- Occupation: Actor
- Years active: 2007–present
- Notable credits: Hunting Season; #Adulting;

= Ben Baur =

American actor

Ben Baur is an American actor known for starring in the LGBT-themed web series Hunting Season. Out named him to its Out100 list in 2015.

==Early life==
Baur attended West Albany High School in Albany, Oregon, graduating in 2004. Baur graduated from the American Musical and Dramatic Academy.

==Career==
Baur had guest roles on the television series Nip/Tuck and Happily Divorced before starring as Alex in the LGBT-themed web series Hunting Season. After appearing in the series The Following and Difficult People, he played Kip Stark in several episodes of the web series These People from 2015 to 2016. Baur and longtime friend Thandi Tolmay co-created, co-produced, and co-starred in the web series #Adulting in 2016. He has also written episodes of These People and #Adulting. In January 2017, Baur posted on Instagram that he had worked on the ABC soap opera General Hospital in an undisclosed role. He played mail clerk Noah on the show on February 27, 2017. Baur also wrote and starred in the short film Something New, which premiered at Outfest Los Angeles in 2017.

==Filmography==

| Year | Project | Role | Notes | Ref. |
|---|---|---|---|---|
| 2007 | Nip/Tuck | Freddy Prune's Assistant | Television series (Season 5 – Episode: "Carly Summers") |  |
| 2011 | Happily Divorced | Anthony | TV series (Season 1 – Episode: "A Date with Destiny") |  |
| 2012–2015 | Hunting Season | Alex | Web series (Main cast) |  |
| 2014 | Mythos | Young Luke | Web series (Episode: "Sea and Sky") |  |
| 2014 | The Following | Prisoner | TV series (Season 2 – Episode: "The Messenger") |  |
| 2014–2015 | What Would You Do? | Gay Man/Waiter | TV series (2 episodes) |  |
| 2015 | Front Cover | Eddie | Film |  |
| 2015 | Difficult People | Gay Rights Activist | Web series (Season 1 – Episode: "Library Water") |  |
| 2015 | Dropping the Soap | Chandler | Web series (Episode: "Julian's Choice") |  |
| 2015–2016 | These People | Kip Stark | Web series (6 episodes) |  |
| 2016 | #Adulting | Max | Web series (Main cast) |  |
| 2017 | Something Like Summer | Jace Holden | Film |  |
| 2017 | General Hospital | Noah the Mail Clerk | TV series (1 episode) |  |
| 2017 | Famous in Love | Reporter | Episode: "Leaving Los Angeles" |  |
| 2017 | EastSiders | Jason | Web series (Episode: "Cats") |  |
| 2017 | The Journey of Being Likable | Drew | Web series (5 episodes) |  |
| 2017 | Something New | Jonah | Short film |  |
| 2022 | Unconformity | Gary | Film |  |
| 2024 | There's a Zombie Outside | Himself | Film |  |

==Reception==
In 2015, Out named Baur to its Out100 list, after previously placing him on the magazine's "Most Eligible Bachelors" list two years in a row.

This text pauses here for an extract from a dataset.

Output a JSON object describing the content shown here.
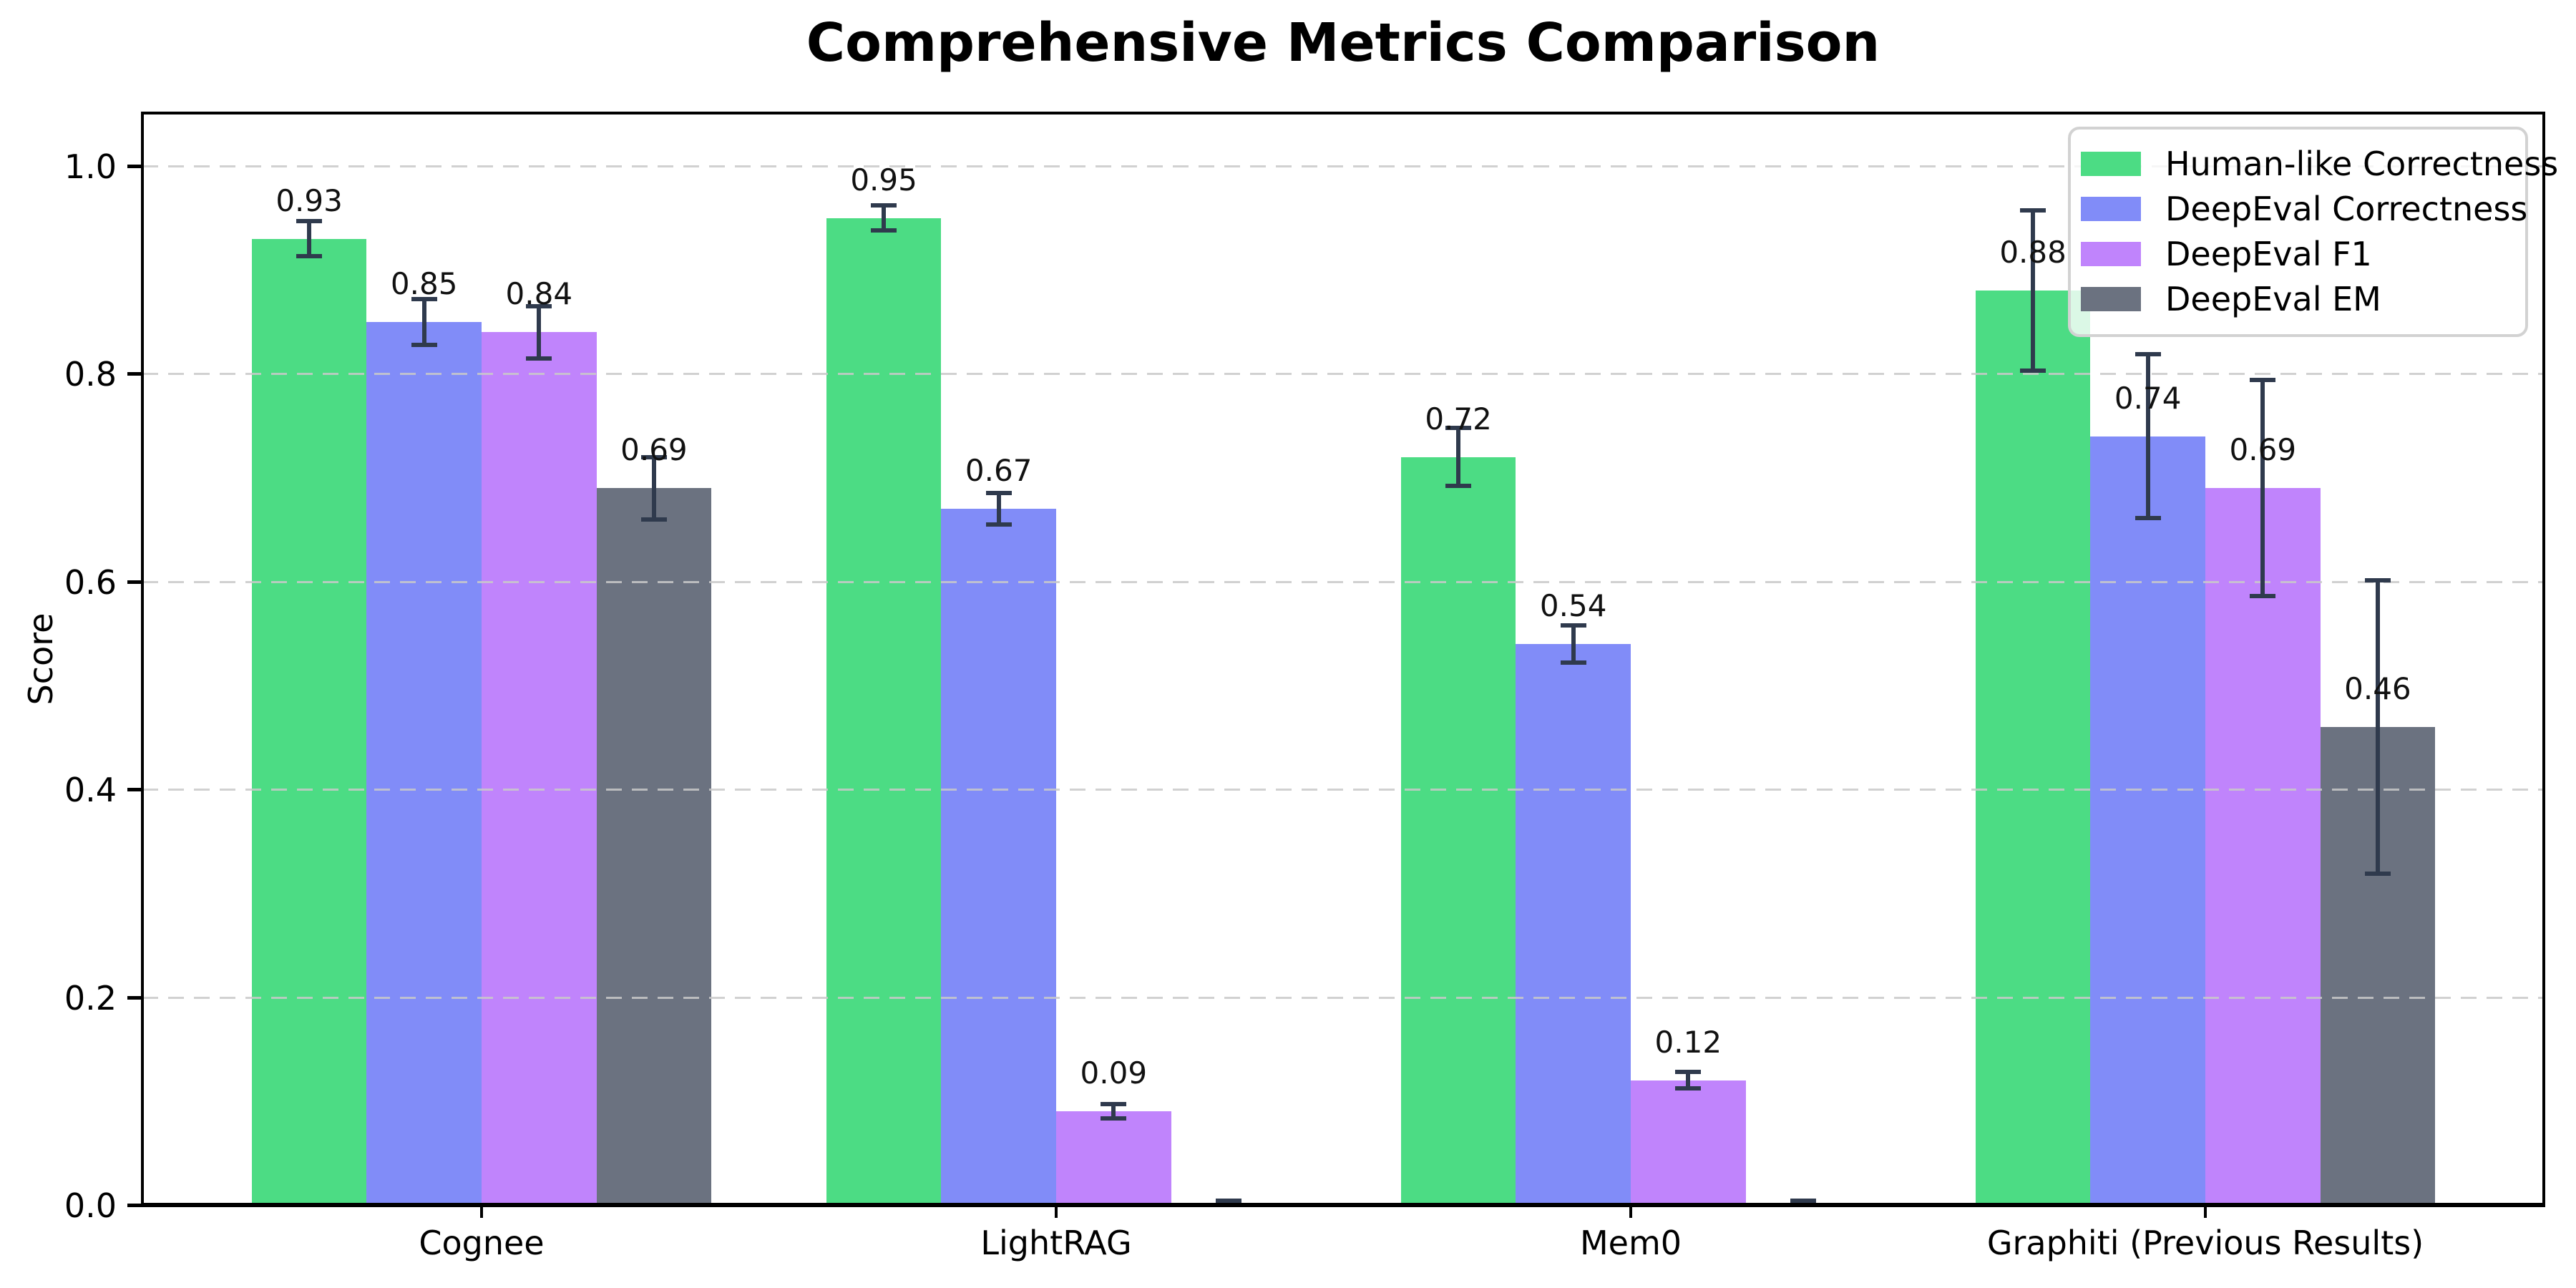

===Awards and nominations===
Baur was nominated for an Indie Series Award for Best Actor (Comedy) in 2012 and 2016 for his work in Hunting Season, and in 2017 for #Adulting. The entire Hunting Season cast won the Indie for Best Ensemble (Comedy) in 2016.

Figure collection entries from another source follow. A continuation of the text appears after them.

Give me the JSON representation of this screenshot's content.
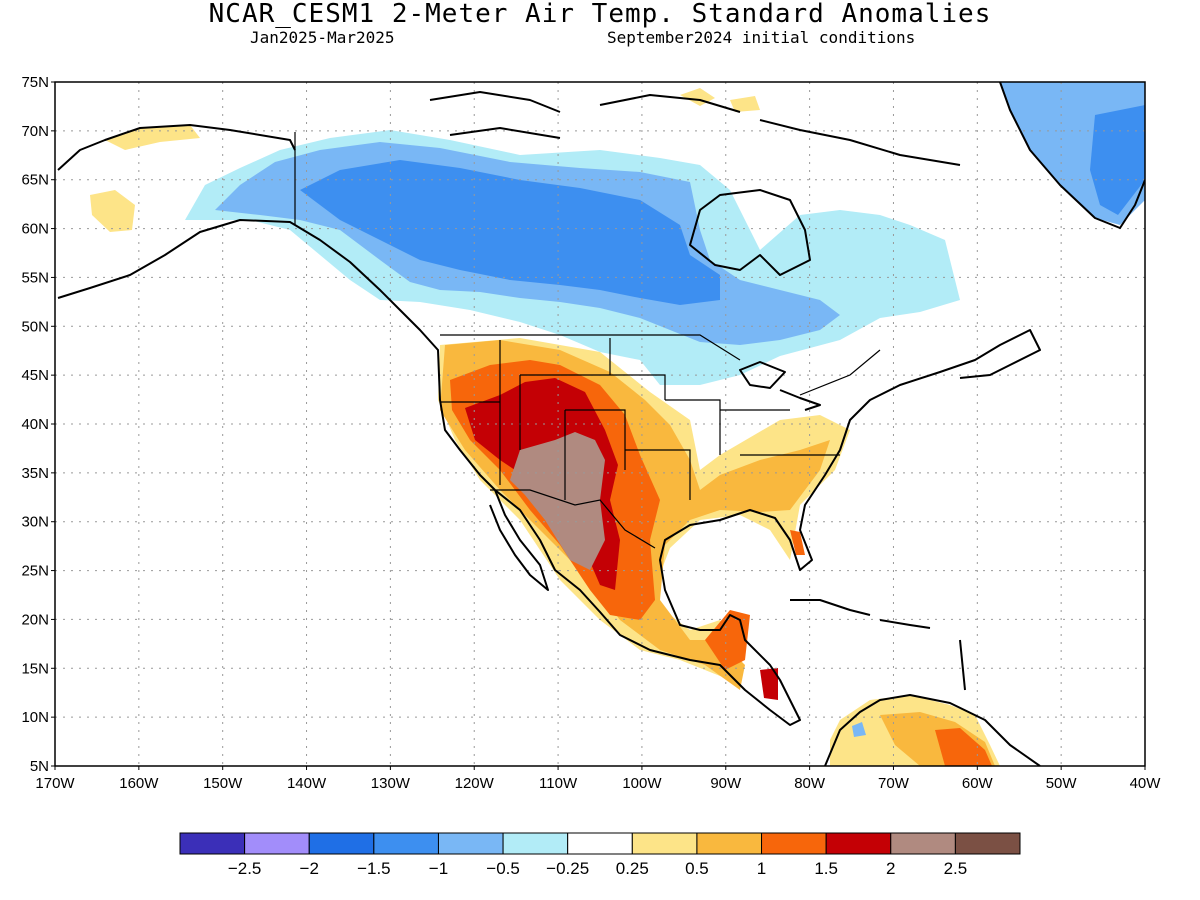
{
  "title": "NCAR_CESM1 2-Meter Air Temp. Standard Anomalies",
  "subtitle_left": "Jan2025-Mar2025",
  "subtitle_right": "September2024 initial conditions",
  "lat_labels": [
    "75N",
    "70N",
    "65N",
    "60N",
    "55N",
    "50N",
    "45N",
    "40N",
    "35N",
    "30N",
    "25N",
    "20N",
    "15N",
    "10N",
    "5N"
  ],
  "lon_labels": [
    "170W",
    "160W",
    "150W",
    "140W",
    "130W",
    "120W",
    "110W",
    "100W",
    "90W",
    "80W",
    "70W",
    "60W",
    "50W",
    "40W"
  ],
  "colorbar": {
    "colors": [
      "#3b2fb8",
      "#a28dfa",
      "#1f6fe6",
      "#3d8ff0",
      "#79b7f5",
      "#b2ecf7",
      "#ffffff",
      "#fde488",
      "#f9b83e",
      "#f7660b",
      "#c40005",
      "#b08a80",
      "#7b5044"
    ],
    "labels": [
      "-2.5",
      "-2",
      "-1.5",
      "-1",
      "-0.5",
      "-0.25",
      "0.25",
      "0.5",
      "1",
      "1.5",
      "2",
      "2.5"
    ]
  },
  "anomaly_regions": [
    {
      "name": "Greenland",
      "level": -1.5
    },
    {
      "name": "Western and central Canada",
      "level": -1.5
    },
    {
      "name": "Eastern Canada / Hudson Bay",
      "level": -0.5
    },
    {
      "name": "Alaska",
      "level": 0.25
    },
    {
      "name": "Southwestern US / northern Mexico",
      "level": 2.5
    },
    {
      "name": "Rocky Mountains / western High Plains",
      "level": 2
    },
    {
      "name": "Southern Plains / Texas",
      "level": 1
    },
    {
      "name": "Southeastern US",
      "level": 0.5
    },
    {
      "name": "Central America",
      "level": 1.5
    },
    {
      "name": "Northern South America",
      "level": 1
    }
  ]
}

| Year | Award | Category | Project | Result | Ref. |
| 2012 | 4th Indie Soap Awards | Best Actor — Comedy | Hunting Season | Nominated |  |
| Best Ensemble — Comedy | Hunting Season | Nominated |  |
| 2016 | 7th Indie Series Awards | Best Lead Actor — Comedy | Hunting Season | Nominated |  |
| Best Ensemble — Comedy | Hunting Season | Won |  |
| 2017 | 8th Indie Series Awards | Best Web Series — Comedy | #Adulting (creator/writer/producer) | Nominated |  |
| Best Lead Actor — Comedy | #Adulting | Nominated |  |

==Personal life==
Baur is gay. In 2012, he wrote a column for The Huffington Post about his experiences coming out and being an "out gay actor". He and his partner Craig Gates were engaged in May 2018.